Conlon states that launching both services (aircraft leasing and lending) was informed by the team’s experience at GECAS and PK AirFinance, GE Capital's aircraft lending arm which was sold to Apollo Global Management and Athene Holding Ltd in 2019.
“What was important for us was to find the right partner that can be flexible, and source the quantum of capital we need. A big part of that is providing debt right now. We did that for about 20 years at GE with GECAS and PK, and we have the opportunity to do it again here on a clean sheet basis with a new capital source," explains Conlon.
"The model is changing. There are very few companies that can efficiently own $30 billion, or $40 billion of aviation assets on their balance sheet. I think our space is moving towards a managed money model where you need to source pockets of capital that are efficient at owning $1 billion, $2 billion, $3 billion of aviation exposure but [for whom], in comparison to their total investment pool of that capital, it's not a significant amount. It's much more efficient to own assets that way. We have a very experienced management team that knows the metal, knows the market, knows the assets, and ideally, you pair that up with a very experienced money manager who's very efficient at sourcing capital that targets certain return profiles – be it debt capital or lease equity capital."

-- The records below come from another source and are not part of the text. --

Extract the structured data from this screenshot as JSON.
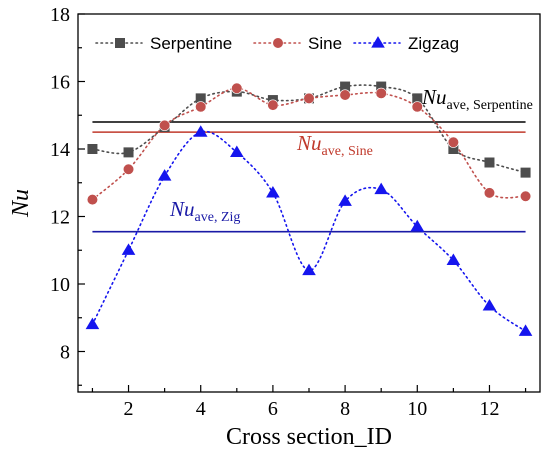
{
  "chart_data": {
    "type": "scatter",
    "xlabel": "Cross section_ID",
    "ylabel": "Nu",
    "xlim": [
      0.6,
      13.4
    ],
    "ylim": [
      6.8,
      18
    ],
    "xticks": [
      2,
      4,
      6,
      8,
      10,
      12
    ],
    "yticks": [
      8,
      10,
      12,
      14,
      16,
      18
    ],
    "legend_position": "top",
    "series": [
      {
        "name": "Serpentine",
        "color": "#4d4d4d",
        "marker": "square",
        "x": [
          1,
          2,
          3,
          4,
          5,
          6,
          7,
          8,
          9,
          10,
          11,
          12,
          13
        ],
        "y": [
          14.0,
          13.9,
          14.65,
          15.5,
          15.7,
          15.45,
          15.5,
          15.85,
          15.85,
          15.5,
          14.0,
          13.6,
          13.3
        ]
      },
      {
        "name": "Sine",
        "color": "#c0504d",
        "marker": "circle",
        "x": [
          1,
          2,
          3,
          4,
          5,
          6,
          7,
          8,
          9,
          10,
          11,
          12,
          13
        ],
        "y": [
          12.5,
          13.4,
          14.7,
          15.25,
          15.8,
          15.3,
          15.5,
          15.6,
          15.65,
          15.25,
          14.2,
          12.7,
          12.6
        ]
      },
      {
        "name": "Zigzag",
        "color": "#1515ee",
        "marker": "triangle",
        "x": [
          1,
          2,
          3,
          4,
          5,
          6,
          7,
          8,
          9,
          10,
          11,
          12,
          13
        ],
        "y": [
          8.8,
          11.0,
          13.2,
          14.5,
          13.9,
          12.7,
          10.4,
          12.45,
          12.8,
          11.7,
          10.7,
          9.35,
          8.6
        ]
      }
    ],
    "reference_lines": [
      {
        "label_main": "Nu",
        "label_sub": "ave, Serpentine",
        "value": 14.8,
        "color": "#000000"
      },
      {
        "label_main": "Nu",
        "label_sub": "ave, Sine",
        "value": 14.5,
        "color": "#c0392b"
      },
      {
        "label_main": "Nu",
        "label_sub": "ave, Zig",
        "value": 11.55,
        "color": "#1a1aa6"
      }
    ]
  }
}
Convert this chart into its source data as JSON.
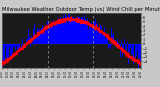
{
  "title": "Milwaukee Weather Outdoor Temp (vs) Wind Chill per Minute (Last 24 Hours)",
  "background_color": "#c8c8c8",
  "plot_bg_color": "#1a1a1a",
  "bar_color": "#0000ff",
  "line_color": "#ff0000",
  "n_points": 1440,
  "ylim": [
    -5.5,
    7.0
  ],
  "yticks": [
    -4,
    -3,
    -2,
    -1,
    0,
    1,
    2,
    3,
    4,
    5,
    6
  ],
  "title_fontsize": 3.8,
  "vline_positions": [
    0.33,
    0.66
  ],
  "vline_color": "#888888",
  "figsize": [
    1.6,
    0.87
  ],
  "dpi": 100
}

Conlon explains that the capital behind new leases versus debt transactions will be part of a “multi-fund strategy” with funds allocated to leasing differing to those behind senior secured debt with different durations and return profiles. “There will be multiple funds with durations commensurate with the asset profiles we're looking at. You need to make sure your funding matches your liability stack. These are long-term assets so you need to have long-term funding in place. You don't want to be in a position where you're compelled to sell assets because you got a capital call," he adds.
From freighters to financing
Conlon explains High Ridge is set to be active with debt mandates initially, but on the leasing side the firm is likely to chase primarily newer technology narrowbody and widebody sale/leasebacks partly because there are more opportunities to acquire these types of assets. Nevertheless, Conlon adds that the firm has appetite for a relatively wide range of assets.
“Obviously, newer-tech NBs and WBs will be the primary focus, but one of the advantages you have with the High Ridge team is that we're very experienced in multiple asset classes, be it narrowbodies, widebodies, regional jets, spare engine leasing, freighters, helicopters, spare parts, and structured finance deals.”
"We will have the capability – if the market opportunity is there – to do other types of product strategies, be it midlife, be it engine leasing, or freighters. All of those respective product classes have slightly different return profiles. Some are more cash-on-cash heavy, and that targets a certain fund requirement, while some are more yield focused, where most of the return is on the back end.”
"Having one fund try to do all of those things is not very efficient but having target funds designed for the separate asset class is much more effective and flexible. We didn't want to be primarily forced to target a certain product type because that was the only, shall we say, investment opportunity that would work for a particular fund. So having that flexibility, I think is important" he adds.
When asked if there are any assets the lessor would not consider or parts of the market that High Ridge or LR Finance may be less likely to fund, Conlon pauses and states: “I think it's less likely we will look at some of the ancillary investments up front, be it regional jets, or spare part financings, or some of the older end-of-life assets. We certainly have the capability to do all of those, but if I have to rank them in terms of market opportunity sets - probably just by evolution - it's not going to be the lion's share of what we're going to deploy capital on."
The Ishka View
PIMCO has been an active investor in aircraft leasing for some time, including the Gilead Aviation joint venture with AerCap and a separate ABS arrangement with DAE Capital. This new venture is therefore an interesting expansion into the leasing sector by an experienced investor.
For the High Ridge / LR AirFinance team, having the full backing of PIMCO’s multi-fund strategy translates into a potentially extremely flexible mandate. This partly explains the relatively wide range of assets Conlon states is potentially open to the lessor.
The firm is unusual in that it is launching both an aircraft leasing and an aircraft financing arm simultaneously, but it is a reflection of the team's experience and has been made possible by the strength of PIMCO’s backing. Conlon states that there is likely to be more near-term interest in debt financing mandates than leasing, and Ishka can confirm that there has been plenty of interest from airlines and lessors in seeking alternative finance providers.
Given the expertise in the team, and the balance sheet power behind the platform, this is a firm to watch in the leasing space. There has been a lot of speculation about more lessor M&A in 2023. In theory, several owners of leasing firms may be motivated sellers. The big question is whether buyers are able to pick up platforms and assets at sufficient discount to make the returns work, given the higher cost of financing today.